Il y a eu ce moment où elle a appris qu'elle était enceinte. Est-ce qu'elle s'y était attendue ? Pas vraiment. Takeshi et elle n'avaient plus pris de précautions depuis qu'ils étaient mariés mais ne pensaient pas non plus que cela arriverait si tôt. Combien de couples passaient des années à essayer d'avoir un enfant sans y arriver ? Ils ne s'y attendaient pas si tôt, mais ça ne les empêchaient pas d'être prêts. Leur maison était assez grande pour accueillir un enfant et ils travaillaient tous les deux à la patinoire d'Hasetsu qui leur rapportait suffisamment d'argent. Oui, ils étaient prêts, ils en étaient certains. Ils en furent un peu moins certains après la première échographie, après la révélation du médecin. Elle n'attendait pas un enfant. Elle en attendait trois.
Il y a eu ce moment où elle ne pouvait plus faire un geste sans avoir l'impression qu'un combat de boxe acharné se déroulait dans son ventre. Beaucoup de mères lui avaient dit qu'il fallait profiter des moments où le bébé dormait pour se reposer, pour profiter de ces moments de calme où son ventre ne faisait plus de bonds impressionnants et presque effrayants. Mais les personnes qui lui avaient dit ça n'avaient pas attendu de triplées.
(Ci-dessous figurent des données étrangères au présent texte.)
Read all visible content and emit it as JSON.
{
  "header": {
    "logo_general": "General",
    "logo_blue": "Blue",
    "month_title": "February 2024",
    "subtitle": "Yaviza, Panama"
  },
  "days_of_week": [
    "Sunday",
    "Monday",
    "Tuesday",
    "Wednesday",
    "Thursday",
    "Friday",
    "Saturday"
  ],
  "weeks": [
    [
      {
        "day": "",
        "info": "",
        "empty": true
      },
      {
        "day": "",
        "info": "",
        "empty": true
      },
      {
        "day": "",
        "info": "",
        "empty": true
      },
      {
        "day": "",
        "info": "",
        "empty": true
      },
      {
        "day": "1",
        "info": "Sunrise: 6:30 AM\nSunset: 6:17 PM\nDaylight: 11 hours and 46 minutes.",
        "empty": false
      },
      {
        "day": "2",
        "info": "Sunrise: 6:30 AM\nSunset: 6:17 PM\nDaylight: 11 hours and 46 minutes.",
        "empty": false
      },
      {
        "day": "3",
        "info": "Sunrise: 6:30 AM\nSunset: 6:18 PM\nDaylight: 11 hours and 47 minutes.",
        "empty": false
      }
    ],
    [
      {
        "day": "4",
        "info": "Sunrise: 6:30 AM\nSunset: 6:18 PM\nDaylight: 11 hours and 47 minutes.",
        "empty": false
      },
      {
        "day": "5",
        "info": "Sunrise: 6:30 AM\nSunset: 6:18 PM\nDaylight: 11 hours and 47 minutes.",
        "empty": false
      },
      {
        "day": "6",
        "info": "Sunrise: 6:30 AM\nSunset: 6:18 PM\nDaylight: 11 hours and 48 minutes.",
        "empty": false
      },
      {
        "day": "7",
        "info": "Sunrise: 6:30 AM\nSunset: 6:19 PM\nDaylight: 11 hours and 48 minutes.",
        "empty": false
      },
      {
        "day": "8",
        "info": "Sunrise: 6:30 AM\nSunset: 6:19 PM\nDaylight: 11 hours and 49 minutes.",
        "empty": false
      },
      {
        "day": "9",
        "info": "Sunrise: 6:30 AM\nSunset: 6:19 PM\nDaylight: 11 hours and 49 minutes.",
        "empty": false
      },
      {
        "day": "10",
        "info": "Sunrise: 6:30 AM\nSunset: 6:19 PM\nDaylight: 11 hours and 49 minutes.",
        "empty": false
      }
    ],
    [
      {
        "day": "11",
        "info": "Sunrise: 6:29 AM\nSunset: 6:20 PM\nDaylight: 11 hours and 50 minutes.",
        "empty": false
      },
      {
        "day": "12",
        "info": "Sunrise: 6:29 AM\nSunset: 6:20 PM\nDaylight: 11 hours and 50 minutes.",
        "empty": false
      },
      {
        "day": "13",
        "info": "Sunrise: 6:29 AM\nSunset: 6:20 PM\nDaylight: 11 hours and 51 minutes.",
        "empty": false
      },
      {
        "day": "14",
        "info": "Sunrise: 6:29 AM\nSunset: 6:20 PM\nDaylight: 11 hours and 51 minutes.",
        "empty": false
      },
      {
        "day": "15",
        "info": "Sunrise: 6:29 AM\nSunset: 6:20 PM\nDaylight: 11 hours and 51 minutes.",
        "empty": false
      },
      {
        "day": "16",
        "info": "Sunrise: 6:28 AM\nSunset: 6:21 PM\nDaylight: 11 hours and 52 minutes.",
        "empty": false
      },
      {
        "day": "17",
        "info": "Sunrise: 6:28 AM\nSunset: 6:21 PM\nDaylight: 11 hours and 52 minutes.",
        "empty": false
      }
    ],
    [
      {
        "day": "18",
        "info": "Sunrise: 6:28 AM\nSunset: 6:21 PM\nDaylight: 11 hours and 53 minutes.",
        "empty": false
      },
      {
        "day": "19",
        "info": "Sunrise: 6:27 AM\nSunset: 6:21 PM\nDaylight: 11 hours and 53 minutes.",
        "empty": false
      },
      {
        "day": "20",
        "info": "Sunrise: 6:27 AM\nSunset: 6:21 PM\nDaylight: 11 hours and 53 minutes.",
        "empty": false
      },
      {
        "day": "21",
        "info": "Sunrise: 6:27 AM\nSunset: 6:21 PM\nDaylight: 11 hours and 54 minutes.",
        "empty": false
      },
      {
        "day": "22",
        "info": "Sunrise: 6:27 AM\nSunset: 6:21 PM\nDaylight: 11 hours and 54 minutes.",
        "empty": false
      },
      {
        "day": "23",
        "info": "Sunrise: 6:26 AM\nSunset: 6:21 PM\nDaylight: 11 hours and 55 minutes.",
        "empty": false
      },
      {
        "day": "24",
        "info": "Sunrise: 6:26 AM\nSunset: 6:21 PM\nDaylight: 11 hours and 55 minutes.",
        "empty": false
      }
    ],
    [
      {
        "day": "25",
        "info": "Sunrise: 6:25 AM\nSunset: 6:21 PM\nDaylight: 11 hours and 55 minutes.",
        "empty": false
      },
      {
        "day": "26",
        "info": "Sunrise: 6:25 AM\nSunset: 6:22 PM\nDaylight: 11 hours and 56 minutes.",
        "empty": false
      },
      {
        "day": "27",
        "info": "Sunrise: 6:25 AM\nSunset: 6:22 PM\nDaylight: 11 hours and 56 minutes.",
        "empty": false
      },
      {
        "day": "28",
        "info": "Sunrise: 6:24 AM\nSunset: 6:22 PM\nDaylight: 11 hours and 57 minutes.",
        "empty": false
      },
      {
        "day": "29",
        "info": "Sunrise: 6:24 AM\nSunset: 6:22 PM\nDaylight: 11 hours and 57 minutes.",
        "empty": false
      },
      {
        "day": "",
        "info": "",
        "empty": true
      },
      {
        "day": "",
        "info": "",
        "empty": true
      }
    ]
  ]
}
Impossible qu'elles dorment toutes les trois en même temps, impossible d'avoir une seule seconde sans qu'un coup de poing ou de pied venant de l'intérieur de son ventre ne la fasse sursauter. A partir de ce moment là, elle avait trouvé un surnom pour ces triplées, pour ces trois petits êtres qui faisaient déjà partie intégrante de sa vie : Mes trois petites piles électriques.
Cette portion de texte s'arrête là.